不知从何说起。
但下一刻却终于想起了一个非常重要的问題。那便是该如何解释自己会晕倒的事情。当时的自己应该沒做什么吧。最多便是吐血吧。
心中闪过阵阵不安。依眼前人的性子。可不像楚梧那样轻易便蒙混过关的。
室内很安静。静得连彼此的呼吸声都能听见。
磁性的声音响起。打破了一室的安静。
“现在。可以告诉我。你的身体究竟发生什么事了吧。”
还是被问了。但我又怎么可能会把真相告诉你呢。毫不犹豫地我还是选择了那个谎言。
“身中罕见剧毒。每隔一断时间便会发作一次。”我尽量以最简短的句子回答道。
“可有解毒的方法。”段辰风闻言。眉心略皱。接着道。
“方法是有的。不过过程比较痛苦。”
“如昨天一样。”
“是的。只要能捱过这段日子。便能痊愈。”我面不改色的说道。
我不知道眼前的他是否相信我所说的话。毕竟像我这样一个可有可无的人。他应该也不会放上多少心思。也许随口问问而矣。想到这里。心中难免一阵失望。
“沒有其它好点的方法吗。”
听不明白段辰风这样问的意思。是问我有沒有更好的解毒方法。还是……
一时间只能沉默以对。也许是我的沉默令段辰风误以为我的答案是肯定的。
“大约多久会发作一次。”
“按理说十一天左右吧。”我不太肯定地回答道。前数次这个时间差是挺准的。但近两次就有点难以预测。如果我沒有猜错的话。应该与近段时间的过度消耗体力有关。
想不到自己还是对这个自己最不想欺骗的人对了谎。原來同一个谎言。说的次数多了。就仿佛能变成真的一样。
“不用担心……”
“……啊。。”我难掩惊讶地抬头。完全忘了自己之前是一直在回避着这个人的目光。
这句说话。我可以理解为是这个人对我的安慰吗。
“我已经派人去找老头和原青群了。只要找得到他们。你身上的毒应该就会沒问題了。”
师父的医术有多厉害我又怎会不清楚。但令我意外的却是这个人会因为我去找那个医术独树一帜的原青群。
那一刻。自心中涌起的喜悦几乎把我淹沒。我知道。就算下一刻便要死去。我也无怨无悔。因为已经值得了。这个人的心中。有我。那怕只是再单纯不过的师兄弟之情。
“依你现在的身体状况。隐卫的工作不要再做了。暂时先随我处理一些比较简单的事务吧。原本的地方也不要再住了。搬到风院來吧。反正房间多的是。”
短短的数句说话。令我心中惊起了一次又一次的波澜。
从一开始被抹掉隐卫职务的失望。变成能跟随左右的喜悦。到最后的难以置信。
一连串的转变发生得太过突然。令我倾刻间还沒反应过來。几乎是下意识地点头应道:
“是……”
“今天就在这再休息一晚吧。晚点我会命人送些清淡的米粥來。吃了把药喝掉再睡吧……”
段辰风一个劲儿地说着。我默默地听着。每一次提醒我都非常认真地点头。第一次发现。原來那个一向冰冷的人也有如此啰嗦的一面。
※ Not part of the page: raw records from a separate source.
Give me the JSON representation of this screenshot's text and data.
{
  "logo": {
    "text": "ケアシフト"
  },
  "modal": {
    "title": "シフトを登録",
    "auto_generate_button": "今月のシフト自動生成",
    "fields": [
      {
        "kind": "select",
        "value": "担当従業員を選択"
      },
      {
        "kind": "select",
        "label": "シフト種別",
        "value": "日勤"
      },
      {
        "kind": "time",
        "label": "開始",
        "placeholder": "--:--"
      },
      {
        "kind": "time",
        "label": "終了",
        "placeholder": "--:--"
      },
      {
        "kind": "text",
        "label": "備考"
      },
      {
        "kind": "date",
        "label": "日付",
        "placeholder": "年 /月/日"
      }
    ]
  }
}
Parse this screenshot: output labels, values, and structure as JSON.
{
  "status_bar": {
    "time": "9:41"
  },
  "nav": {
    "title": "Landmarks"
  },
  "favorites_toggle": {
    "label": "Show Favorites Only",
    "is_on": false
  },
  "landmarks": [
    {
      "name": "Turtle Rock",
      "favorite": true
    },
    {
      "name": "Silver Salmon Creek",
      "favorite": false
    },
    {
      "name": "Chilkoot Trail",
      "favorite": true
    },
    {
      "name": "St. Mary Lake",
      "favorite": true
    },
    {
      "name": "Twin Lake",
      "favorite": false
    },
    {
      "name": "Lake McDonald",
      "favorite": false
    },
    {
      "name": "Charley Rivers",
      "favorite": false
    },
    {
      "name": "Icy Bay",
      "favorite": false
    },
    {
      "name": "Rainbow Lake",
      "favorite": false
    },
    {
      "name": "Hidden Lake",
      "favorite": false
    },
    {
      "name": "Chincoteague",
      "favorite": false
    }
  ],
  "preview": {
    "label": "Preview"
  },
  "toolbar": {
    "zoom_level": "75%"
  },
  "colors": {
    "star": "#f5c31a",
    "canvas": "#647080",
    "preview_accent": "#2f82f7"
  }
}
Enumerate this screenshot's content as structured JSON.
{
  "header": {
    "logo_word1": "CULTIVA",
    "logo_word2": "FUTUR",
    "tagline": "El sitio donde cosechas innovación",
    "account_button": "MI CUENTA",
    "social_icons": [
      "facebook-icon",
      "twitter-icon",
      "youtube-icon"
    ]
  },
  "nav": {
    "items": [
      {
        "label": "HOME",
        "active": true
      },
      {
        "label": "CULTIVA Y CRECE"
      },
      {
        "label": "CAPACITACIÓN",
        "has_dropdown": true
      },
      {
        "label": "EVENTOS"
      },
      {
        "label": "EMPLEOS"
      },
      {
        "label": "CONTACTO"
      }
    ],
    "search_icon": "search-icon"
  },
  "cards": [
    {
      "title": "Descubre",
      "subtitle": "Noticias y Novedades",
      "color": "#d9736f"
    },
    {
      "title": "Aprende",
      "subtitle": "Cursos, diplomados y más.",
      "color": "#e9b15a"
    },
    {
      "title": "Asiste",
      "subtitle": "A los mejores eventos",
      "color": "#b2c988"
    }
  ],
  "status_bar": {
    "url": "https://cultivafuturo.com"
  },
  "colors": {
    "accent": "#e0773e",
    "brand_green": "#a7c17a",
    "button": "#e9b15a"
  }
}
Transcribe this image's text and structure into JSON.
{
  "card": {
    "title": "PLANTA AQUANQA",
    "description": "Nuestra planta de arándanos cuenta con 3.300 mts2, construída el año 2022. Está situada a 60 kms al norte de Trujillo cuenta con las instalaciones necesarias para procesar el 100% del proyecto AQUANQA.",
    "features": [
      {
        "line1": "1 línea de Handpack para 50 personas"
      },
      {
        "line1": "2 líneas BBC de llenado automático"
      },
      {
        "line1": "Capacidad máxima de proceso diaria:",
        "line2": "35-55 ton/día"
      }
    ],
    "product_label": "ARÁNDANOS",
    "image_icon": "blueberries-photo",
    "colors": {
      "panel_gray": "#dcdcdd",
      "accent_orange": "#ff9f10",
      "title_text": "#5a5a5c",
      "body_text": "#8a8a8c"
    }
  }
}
片刻过后。也许是发现自己似乎说得太多。又或是其它原因。那张俊美非凡的脸上闪过一瞬那的红晕。
最后沒多说。便准备离开了。
“谢谢你……风……”
望着那快要消失于门边的身影。有太多的话想说。但都不能说。满腔的说话唯有化作了最简单不过的一句。
门边的身影只是略微停顿了一下子。便离开了。
望着那那扇被推开之后又被关上的木房。我笑了。像傻子一样地笑了。
这一切一切发生得太过突然。太过不真实了。比在梦中所见的还要好。是上天在我临死前送我的礼物吗。
风院。
那个连当今天子都沒能例外的地方。自己竟然能住进去。
看來。自己也沒什么可遗憾了。该满足了……
直到舒红姐送來了药和米粥。才发现原來自己已经就这样呆坐了一个多时辰。
望着手中的药。其实我知道这只不过是一些镇痛之类的药。对我根本就沒有用。但一想到那人离开前所说的话。我还是乖乖地把它全喝了。
躺在床上。脑海中一遍又一遍重复地回忆着。虽然在药力的作用下。有些昏昏欲睡的感觉。但我却不想就这样便睡去。因为这一天。可以说是我十多年的人生中。过得最开心。感到最幸福的一天。
我怕如果就这样睡了。醒來后一切又会回到从前。
只是此刻的我并不知道。即使真的不睡。有些事情如果要改变。任何人也阻止不了。这得來不易的幸福……又究竟有多么的短暂。